Mandates and Rule Making, What You Need to Know

There are many mandates and proposed rule makings that will impact transit agencies and their technology planning and investments.  From Automatic Train Control (ATC), FCC Narrowbanding, and mandated National Transit Database reporting changes all of which must be considered in an agency’s technology planning and infrastructure investment strategy.

Transit Trip Planners and Real-Time Information

Web based and mobile device transit trip planning is entering into a new generation of applications and functionality.  The increasing availability of real-time location data from transit vehicles and open source development is taking trip planners beyond just being able to provide scheduled service.  Next bus/train mobile applications are a common expectation of today’s transit rider and trip planners that use this data to provide dynamic trip plans are the next logical step.

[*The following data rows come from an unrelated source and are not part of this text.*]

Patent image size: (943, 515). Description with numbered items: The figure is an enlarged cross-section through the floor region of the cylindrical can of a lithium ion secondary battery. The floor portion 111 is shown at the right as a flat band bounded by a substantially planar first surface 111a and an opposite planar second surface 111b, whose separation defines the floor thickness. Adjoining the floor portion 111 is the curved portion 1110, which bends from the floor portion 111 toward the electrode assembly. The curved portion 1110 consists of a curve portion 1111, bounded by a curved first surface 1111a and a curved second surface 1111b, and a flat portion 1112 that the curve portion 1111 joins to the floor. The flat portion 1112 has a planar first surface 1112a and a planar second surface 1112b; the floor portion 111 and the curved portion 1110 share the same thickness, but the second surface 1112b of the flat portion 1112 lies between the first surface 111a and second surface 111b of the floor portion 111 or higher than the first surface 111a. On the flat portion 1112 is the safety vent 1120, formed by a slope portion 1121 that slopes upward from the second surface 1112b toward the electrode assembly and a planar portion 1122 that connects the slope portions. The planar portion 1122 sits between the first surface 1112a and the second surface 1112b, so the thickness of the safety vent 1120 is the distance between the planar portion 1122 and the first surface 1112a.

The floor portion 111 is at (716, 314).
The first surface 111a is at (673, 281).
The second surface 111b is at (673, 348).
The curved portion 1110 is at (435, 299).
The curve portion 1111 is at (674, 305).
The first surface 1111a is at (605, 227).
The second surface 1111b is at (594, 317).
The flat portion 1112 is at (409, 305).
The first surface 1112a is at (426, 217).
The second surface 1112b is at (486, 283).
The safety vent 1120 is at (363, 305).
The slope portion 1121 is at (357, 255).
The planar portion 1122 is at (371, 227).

Electronic Payment Systems

Transit agencies are being challenged to offer more extensive methods of accepting electronic payments.  From near field communication-based cell phones, to online open payment systems, to onboard ticketing devices – the pressure is on to provide customers with more ways to easily access and pay for services.  What challenges do these expectations create for technology teams?  Learn how transit agencies are rising to the challenge.

Transit CEO Expectations

CEOs and general managers often set the tone for how a transit agency embraces technology.  Without support from the top for investments, policy setting and strategic direction, the transit technology manager can be left floundering.  Learn how to meet your CEO’s expectations from hearing directly from some the industry leaders.

Intelligent Transportation Systems

Continued deployment of transit ITS systems present increasing challenges to Information Technology professionals. What are the current challenges as ITS becomes an ever increasing point of systems integration among transit business systems such as CAD/AVL, electronic payment systems, transit signal priority, advanced traveler information systems and automated passenger systems.

Wireless Communications

Information technology systems are dependent upon available and reliable communications networks often in the form of wireless networks. Wireless for transit is presented with significant challenges such as; Narrowbanding, challenges to DSRC and GPS, and spectrum availability. What are the effects of the current challenges and what are the opportunities for information technology.